Although I'm a bit rushed right now and can't look up the statistic, I think 140 power plants burn over a million tons of coal a year. That's a lot of coal to keep your TV and computer speakers on standby.

3. Everyone who focuses not on losing weight but on becoming fit and feeling better via refusing to consume junk food and garbage fast food is part of the solution. Changing the goal from weight loss to well-being is a solution for the individual and for our society as a whole.

4. Everyone who consciously chooses to prepare a home-cooked meal rather than buy a toxic-waste fast food meal is part of the solution–and a revolutionary to boot: "A healthy homecooked family meal and a home garden are revolutionary acts."

Please don't email me that "real food" is unaffordable; beans and rice and vegetables from the Asian or Hispanic or Halal markets are much cheaper than fast food. Please click on the "What's for Dinner?" tab at the top of the page for an analysis which proves this. When it comes to fast food, what we have can be boiled down to one word: excuses.

5. Everyone who forms or helps sustain a community garden is part of the solution: "Food is wealth, health is wealth, energy is wealth; all else is illusion." (For more aphorisms, please scroll down this page.)

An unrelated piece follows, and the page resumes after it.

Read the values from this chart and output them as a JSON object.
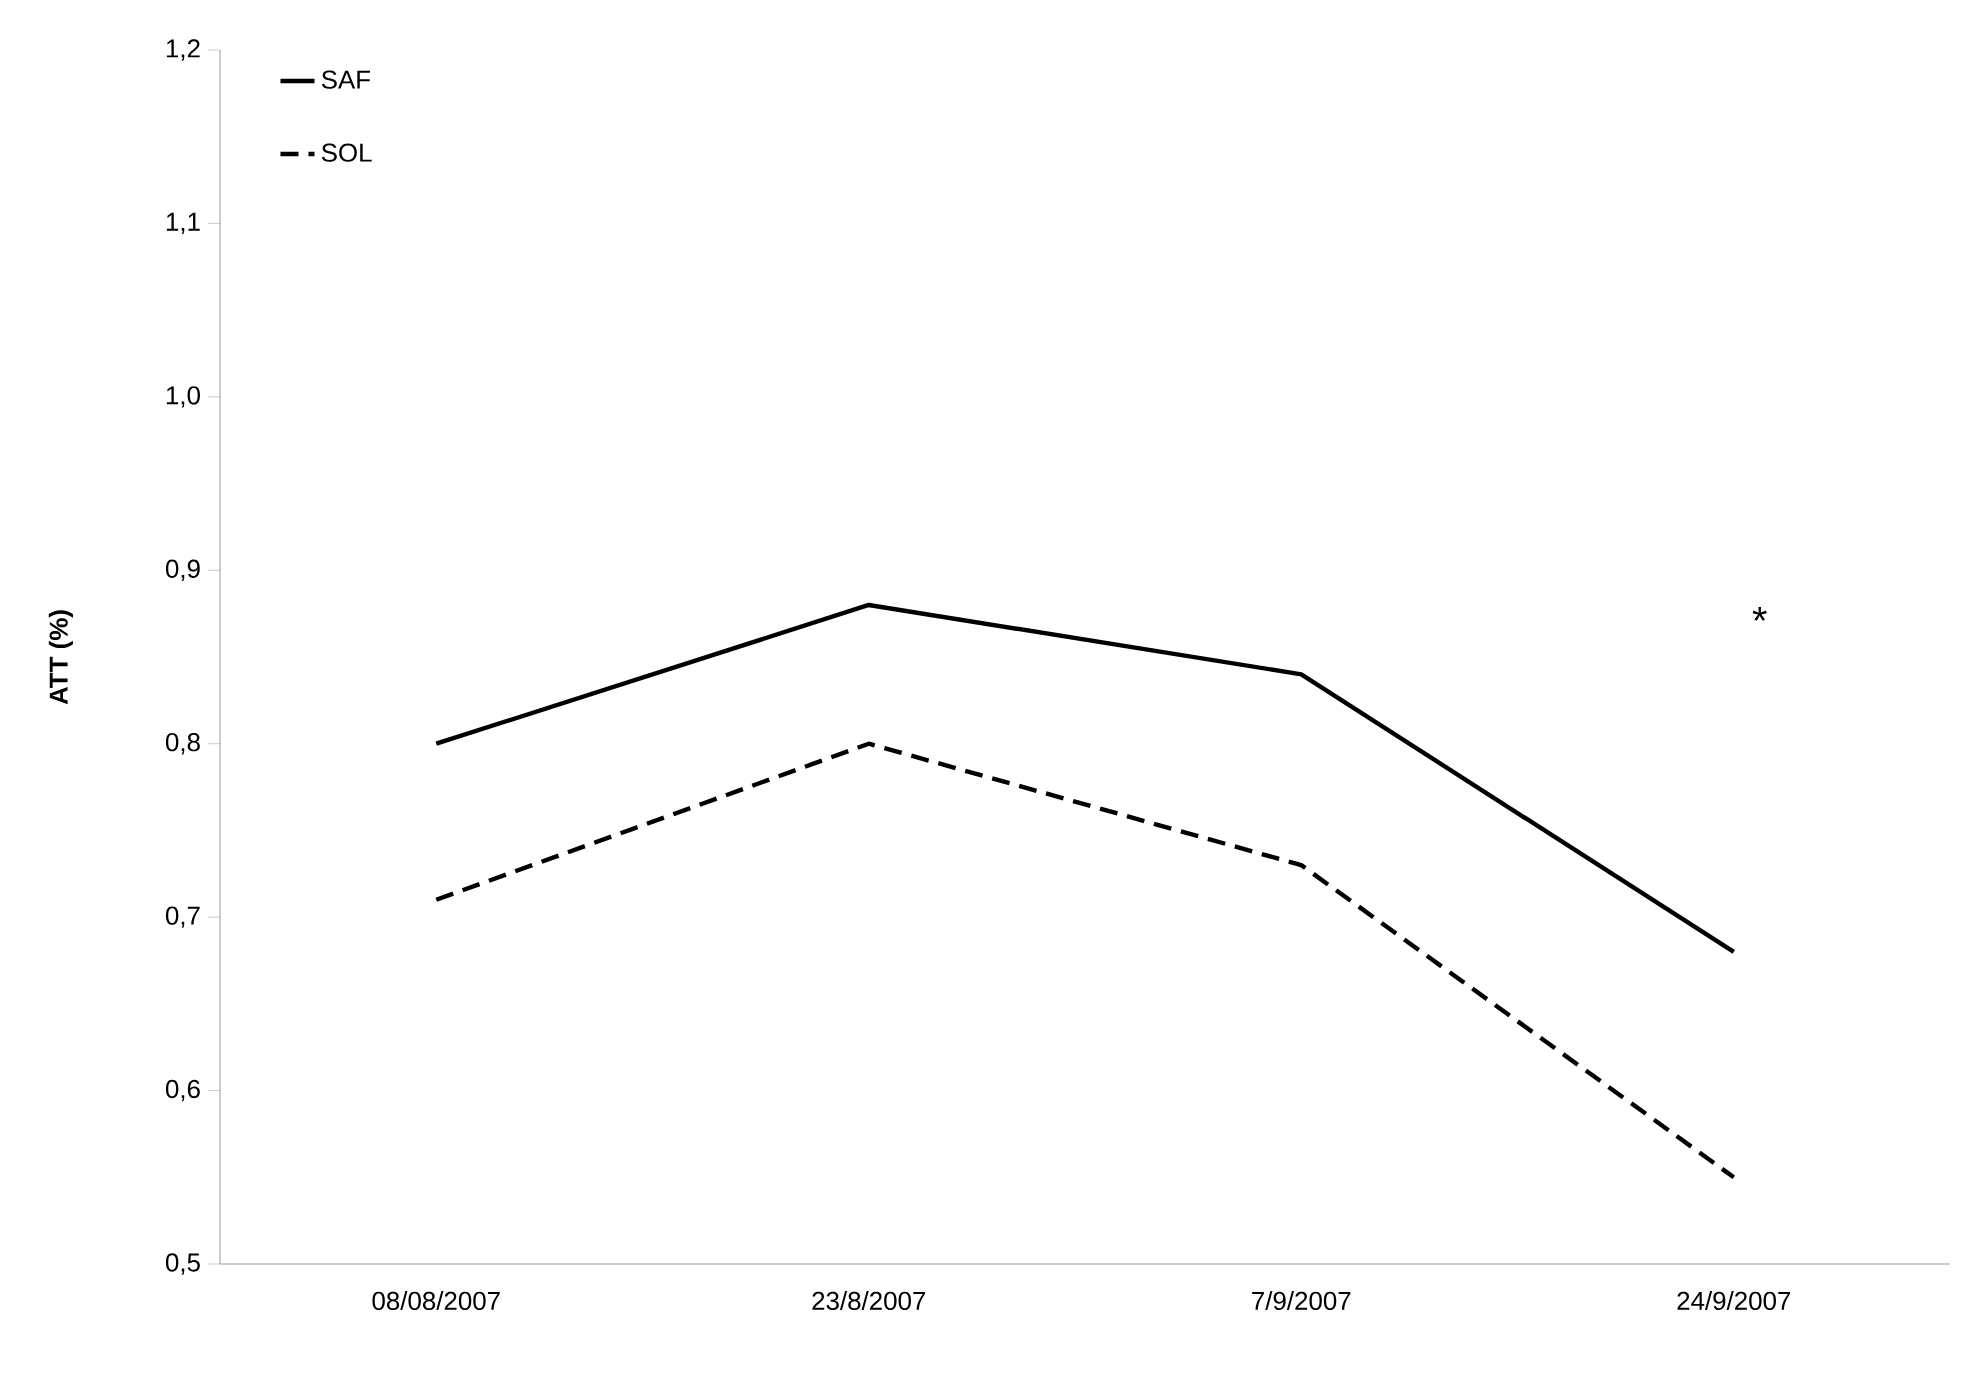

6. Everyone who starts bicycling, insulates their water heater, or installs solar panels, etc. is part of the solution. The cheapest energy "source" is conservation. Installing solar panels isn't just a metric of which energy source costs "less"–as measured by what? What if the energy is priced in gold, or oil, or air quality?

There are dozens of other solutions which we control and which don't require unsustainable Federal borrowing and largesse.